A realtime messaging server using WebSockets and Redis.
Project description
General
Cobra is a realtime messaging server using Python3, WebSockets and Redis Streams. It was presented in great details during RedisConf 2019.
Cobra has been used in production receiving heavy traffic for about a year. Since it was written in Python it was named after a snake as an hommage to a great programming language.
There are 4 operations that a client can execute against a cobra server: publish, subscribe, read and write. publish and subscribe are the 2 operations core to a group-chat. read and write are the typical operations that key value stores (such as memcached), or a python dictionnary provide.
- publish: send data to a channel, which will be broadcasted to anyone subscribed to that channel
- subscribe: receive events sent to a channel in real time.
- write: record some data (addressed by a key)
- read: retrieve data
News
Cobra is actively being developed, check out the changelog to know what's cooking.
Installation
With pip
pip install cobras
With docker
docker pull bsergean/cobra
For development
git clone <url>
cd cobra
python3 -m venv venv
source venv/bin/activate
make dev
make test
Usage
Cobra server and test clients
$ cobra
Usage: cobra [OPTIONS] COMMAND [ARGS]...
Cobra is a realtime messaging server using Python3, WebSockets and Redis
PubSub.
Options:
--version Show the version and exit.
--help Show this message and exit.
Commands:
admin Run admin commands.
health Health check
init Setup cobra
monitor Monitor cobra
publish Publish to a channel
run Run the cobra server
redis_subscribe Subscribe to a channel (with redis)
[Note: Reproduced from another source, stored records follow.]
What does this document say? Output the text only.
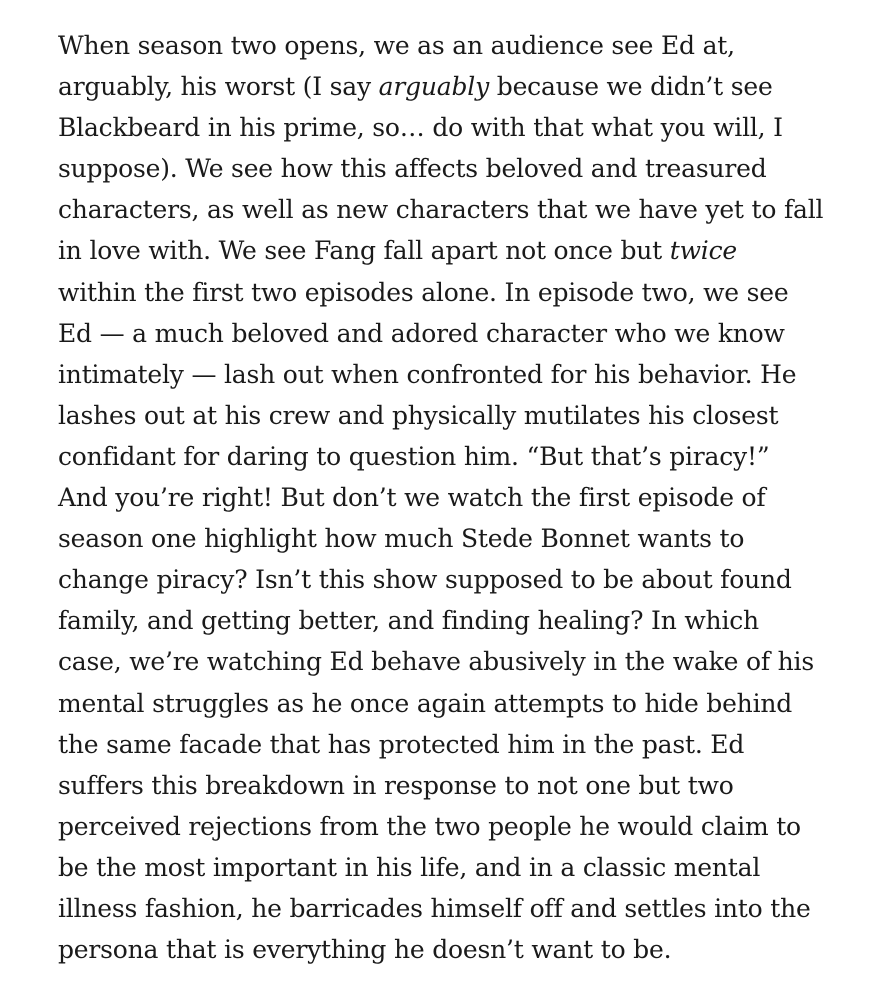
When season two opens, we as an audience see Ed at,
arguably, his worst (I say arguably because we didn’t see
Blackbeard in his prime, so… do with that what you will, I
suppose). We see how this affects beloved and treasured
characters, as well as new characters that we have yet to fall
in love with. We see Fang fall apart not once but twice
within the first two episodes alone. In episode two, we see
Ed — a much beloved and adored character who we know
intimately — lash out when confronted for his behavior. He
lashes out at his crew and physically mutilates his closest
confidant for daring to question him. “But that’s piracy!”
And you’re right! But don’t we watch the first episode of
season one highlight how much Stede Bonnet wants to
change piracy? Isn’t this show supposed to be about found
family, and getting better, and finding healing? In which
case, we’re watching Ed behave abusively in the wake of his
mental struggles as he once again attempts to hide behind
the same facade that has protected him in the past. Ed
suffers this breakdown in response to not one but two
perceived rejections from the two people he would claim to
be the most important in his life, and in a classic mental
illness fashion, he barricades himself off and settles into the
persona that is everything he doesn’t want to be.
subscribe Subscribe to a channel
secret Generate secrets used for authentication...
To run the server use cobra run
. You can run a health-check against the server with cobra health
.
cobra health --url 'ws://jeanserge.com/v2?appkey=_health' --secret A5a3BdEfbc6Df5AAFFcadE7F9Dd7F17E --role health
bavarde
bavarde is a chat client that runs against the public cobra server. Bring up 2 terminals, runs the 2 commands below and start typing.
$ bavarde client
...
$ bavarde client --username bob
...
Setup
cobras init
needs to be run once to generate an app configuration file, in ~/.cobra.yaml
. That file contains all the roles, secrets and apps configured. Clients will use this data to authenticate.
To run in production you will need a redis (version > 5) instance. Here are environment variables that you will likely want to tweak, to connect to 2 redis instances (for scalabity), and to bind on 0.0.0.0 so that the internet can see your instance.
- name: COBRA_HOST
value: 0.0.0.0
- name: COBRA_REDIS_URLS
value: redis://redis1;redis://redis2
# config can be a path to a file
- name: COBRA_APPS_CONFIG_PATH
value: /path/to/your/cobra.yaml
# config can be a blob of gziped + base64 data (if you do not want to mount volumes)
# Generate it with:
# `gzip -c ~/.cobra.yaml | base64`
- name: COBRA_APPS_CONFIG_CONTENT
value: BIGBLOGOFDATA
Thank you
There would be no cobra without some other amazing open-source projects and tech. Here are 3 very remarkable ones.
- Python (and asyncio, one of the killer python3 feature !)
- Redis, the swiss army knife of the internet which provide a very scalable publish/subscribe feature to dispatch messages while retaining them and allowing lookups of old messages (see [Redis Streams] (https://redis.io/topics/streams-intro).
- The python websockets library, very elegantly implementing the WebSockets protocol.